Jamais je n’avais fait plus que le traghetto,une gondole aussi, mais qui sert seulement à se rendre d’un côté à l’autre du Grand Canal. Monter en chancelant, le bras maintenu par la solide main du passeur, essayer de tenir debout sans perdre l’équilibreou s’asseoir un instant sur la planchette étroite pour ne pas perdre la face. L’équilibre ou la face, voilà de quoi il s’agit. Non, je ne l’avais encore jamais fait. L’an dernier, quand il neigeait à Venise et que nous avions un petit appartement près du Campo San Samuele, à l’arrière, du côté donnant sur une ruelle, de ce qui avait dû être un palazzo autrefois (un lieu sombre, dissimulé derrière des grilles, avec un chien aboyant chaque fois que nous rentrions et à peine une vue sur l’eau), je voyais passer, tôt le matin déjà, des Japonais qui se bousculaient sous des parapluies, de la neige sur leurs chapeaux et
leurs bonnets, et qui rayonnaient de joie. Le gondoliere chantait une chanson sur le soleil en essuyant les flocons qui lui tombaient dans les yeux. O sole mio. Je l’admirais. Lentement, la barque passait et je savais que les passagers n’oublieraient jamais cette excursion, j’aurais aimé savoir
dire en japonais le mot « jamais ». Quand on n’a jamais pris une gondole, on n’est jamais allé à Venise. Tout le monde prenait une photo
de tout le monde : preuve. Au Japon, on achète son voyage avec le tour en gondole compris. Mais était-ce une raison pour moi de m’abstenir ? Des Chinois trempés sous la pluie, des Américains munis d’une bouteille de prosecco ? J’avais essayé de trouver une justification rationnelle à mon attitude absurde, une gondole est un moyen de transport, il faut s’en servir pour aller quelque part, comme cela se faisait autrefois, à l’époque où les vaporettos n’existaient pas encore.Se contenter d’être ballotté au gré des flots, ce n’était pas un objectif en soi, pour moi qui aimes pourtant musarder à travers la ville en me laissant guider par le hasard. Une gondole encore plus noire que d’habitude, transportant un cercueil recouvert d’une étoffe brodée d’or,
en route pour l’île des morts de San Michele, voilà qui était authentique, l’essence même du transport. Tout le reste n’était que tourisme, comédie, théâtre, c’était bon pour les autres.

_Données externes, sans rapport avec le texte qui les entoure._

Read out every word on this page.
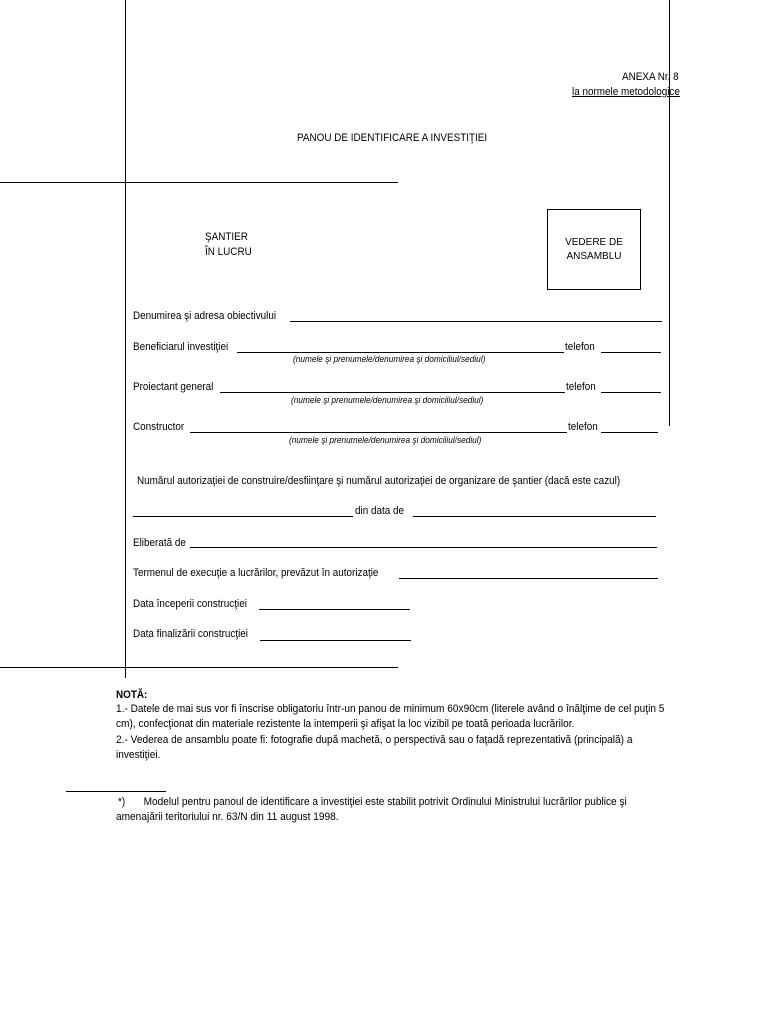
ANEXA Nr. 8
la normele metodologice
PANOU DE IDENTIFICARE A INVESTIŢIEI
ŞANTIER
ÎN LUCRU
VEDERE DE
ANSAMBLU
Denumirea şi adresa obiectivului
Beneficiarul investiţiei	telefon
(numele şi prenumele/denumirea şi domiciliul/sediul)
Proiectant general	telefon
(numele şi prenumele/denumirea şi domiciliul/sediul)
Constructor	telefon
(numele şi prenumele/denumirea şi domiciliul/sediul)
Numărul autorizaţiei de construire/desfiinţare şi numărul autorizaţiei de organizare de şantier (dacă este cazul)
din data de
Eliberată de
Termenul de execuţie a lucrărilor, prevăzut în autorizaţie
Data începerii construcţiei
Data finalizării construcţiei
NOTĂ:
1.- Datele de mai sus vor fi înscrise obligatoriu într-un panou de minimum 60x90cm (literele având o înălţime de cel puţin 5 cm), confecţionat din materiale rezistente la intemperii şi afişat la loc vizibil pe toată perioada lucrărilor.
2.- Vederea de ansamblu poate fi: fotografie după machetă, o perspectivă sau o faţadă reprezentativă (principală) a investiţiei.
*)	Modelul pentru panoul de identificare a investiţiei este stabilit potrivit Ordinului Ministrului lucrărilor publice şi amenajării teritoriului nr. 63/N din 11 august 1998.
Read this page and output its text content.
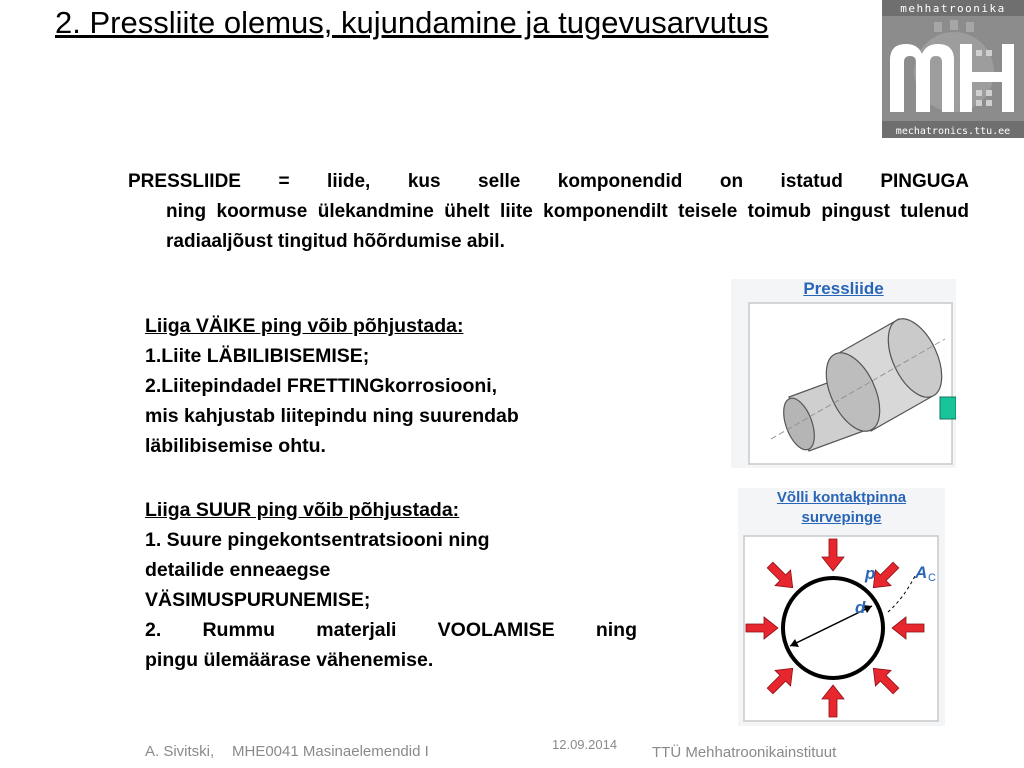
2. Pressliite olemus, kujundamine ja tugevusarvutus	mehhatroonika
mechatronics.ttu.ee
PRESSLIIDE = liide, kus selle komponendid on istatud PINGUGA
ning koormuse ülekandmine ühelt liite komponendilt teisele toimub pingust tulenud radiaaljõust tingitud hõõrdumise abil.

Liiga VÄIKE ping võib põhjustada:

1.Liite LÄBILIBISEMISE;

2.Liitepindadel FRETTINGkorrosiooni,

mis kahjustab liitepindu ning suurendab

läbilibisemise ohtu.

Liiga SUUR ping võib põhjustada:

1. Suure pingekontsentratsiooni ning

detailide enneaegse

VÄSIMUSPURUNEMISE;

2. Rummu materjali VOOLAMISE ning

pingu ülemäärase vähenemise.

Pressliide
p A C
d
Võlli kontaktpinna
survepinge
A. Sivitski, MHE0041 Masinaelemendid I	12.09.2014 TTÜ Mehhatroonikainstituut
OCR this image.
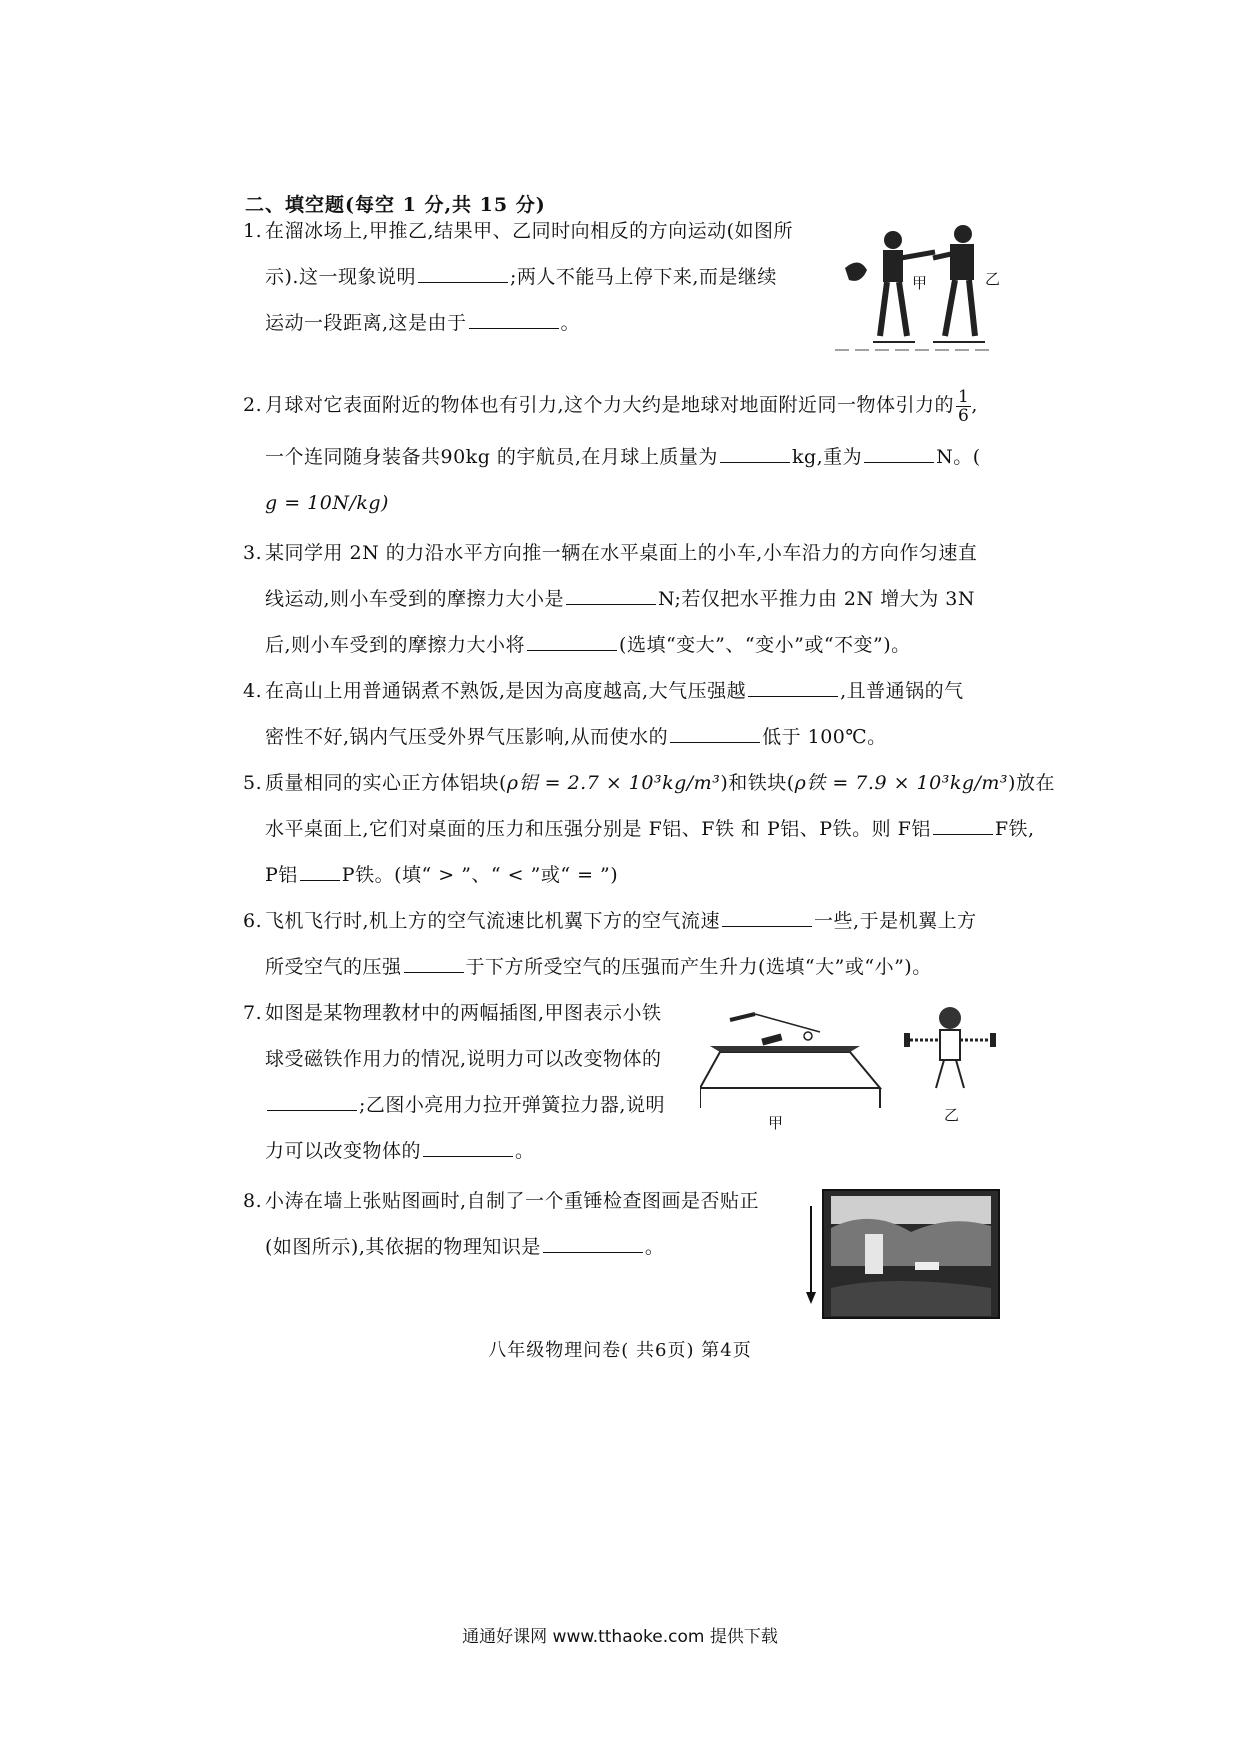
二、填空题(每空 1 分,共 15 分)
1. 在溜冰场上,甲推乙,结果甲、乙同时向相反的方向运动(如图所
示).这一现象说明	;两人不能马上停下来,而是继续
运动一段距离,这是由于	。
甲	乙
2. 月球对它表面附近的物体也有引力,这个力大约是地球对地面附近同一物体引力的 $\frac{1}{6}$ ,
一个连同随身装备共90kg 的宇航员,在月球上质量为	kg,重为	N。(
g = 10N/kg)
3. 某同学用 2N 的力沿水平方向推一辆在水平桌面上的小车,小车沿力的方向作匀速直
线运动,则小车受到的摩擦力大小是	N;若仅把水平推力由 2N 增大为 3N
后,则小车受到的摩擦力大小将	(选填“变大”、“变小”或“不变”)。
4. 在高山上用普通锅煮不熟饭,是因为高度越高,大气压强越	,且普通锅的气
密性不好,锅内气压受外界气压影响,从而使水的	低于 100℃。
5. 质量相同的实心正方体铝块(ρ铝 = 2.7 × 10³kg/m³)和铁块(ρ铁 = 7.9 × 10³kg/m³)放在
水平桌面上,它们对桌面的压力和压强分别是 F铝、F铁 和 P铝、P铁。则 F铝	F铁,
P铝 P铁。(填“ > ”、“ < ”或“ = ”)
6. 飞机飞行时,机上方的空气流速比机翼下方的空气流速	一些,于是机翼上方
所受空气的压强	于下方所受空气的压强而产生升力(选填“大”或“小”)。
7. 如图是某物理教材中的两幅插图,甲图表示小铁
球受磁铁作用力的情况,说明力可以改变物体的
;乙图小亮用力拉开弹簧拉力器,说明
力可以改变物体的	。
甲	乙
8. 小涛在墙上张贴图画时,自制了一个重锤检查图画是否贴正
(如图所示),其依据的物理知识是	。
八年级物理问卷( 共6页) 第4页
通通好课网 www.tthaoke.com 提供下载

Et maintenant ? Maintenant nous étions nous-mêmes les autres, assis dans une gondole, montés à bord d’un pas mal assuré, pesant en définitive trop lourd, l’embarcation penche, mais la main exercée connaît les corps maladroits, les installe sur un coussin, le voyage peut commencer et, tout d’un coup, le monde a changé, il se déroule au-dessus de vous, sur les quais que vous longez vous
n’apercevez pas des visages mais des chaussures, les maisons s’étirent et vous découvrez soudain toutes sortes de choses auxquelles vous n’aviez jamais prêté attention ; une légère houle s’est emparée de la ville, vous voyez les murs comme une peau vivante, lésions, blessures, cicatrices, guérison,vieillesse, histoire, algues noires, algues vertes, le dessous secret des ponts, marbre et maçonnerie, les autres bateaux, la vie sur l’eau d’une ville de pierre et d’eau. À voix basse le gondoliere cite les noms des églises et des grandes bâtisses comme un vieux prêtre récite une litanie qu’on n’a pas besoin d’écouter. J’essaie parfois de suivre sur la carte l’endroit où nous nous trouvons, mais je perds vite la piste. Parfois, quand nous prenons un virage serré, il lance un « Ohé ! » sonore, comme si nous étions en danger de mort, mais j’ai décidé depuis longtemps de m’en remettre à
lui, tel un enfant dans l’utérus j’écoute le murmure des eaux et je ne veux plus jamais naître.
III
Un souvenir. Un jour d’hiver. Il a neigé sur la Place Saint-Marc, mais la neige a vite fondu. Sous une des galeries, je regarde la place mouillée, je crois voir les eaux de fonte s’évacuer lentement mais, comme dans le poème de Nijhoff, il en va autrement dans la réalité : je ne vois pas ce que je vois. On dirait qu’une source coule au milieu des dalles de la place, je vois l’eau monter lentement à certains endroits, la ville semble poreuse. Je n’ai pas entendu les sirènes alerter d’un danger de hautes eaux, la situation ne peut donc pas être grave, pourtant je ne parviens pas à détacher mon regard. Il faut tout de même qu’il y ait de la terre en dessous, pas de l’eau, une
ville n’est pas un navire. Ou bien si ? Je suis debout sur de la pierre,je ne suis pas le Christ. Mais suis-je bien debout sur de la pierre ? Au loin, je vois des gens coltiner de curieuses planches, je n’ai pas d’autre mot pour les nommer, ce sont de longs rectangles de bois reposant sur quatre pieds métalliques, sur lesquels on peut poursuivre son chemin juste au-dessus de l’eau sans avoir à passer à gué. Les eaux peuvent monter jusqu’à cinquante centimètres. Ces planches servent alors à construire d’étroits chemins sur lesquels se croisent tant bien que mal les piétons. Noire est la boue qui vient du fond de la lagune, les eaux du Léthé, le fleuve de l’oubli, que buvaient les morts. J’ai assisté à des opérations de dragage, une sorte de grappin creuse dans les profondeurs et vomit une boue noire comme de la poix avec divers autres objets de cette même couleur d’eau en deuil, provenant du royaume
des morts, de l’anti-ville là-bas, au fond, qui attend son heure.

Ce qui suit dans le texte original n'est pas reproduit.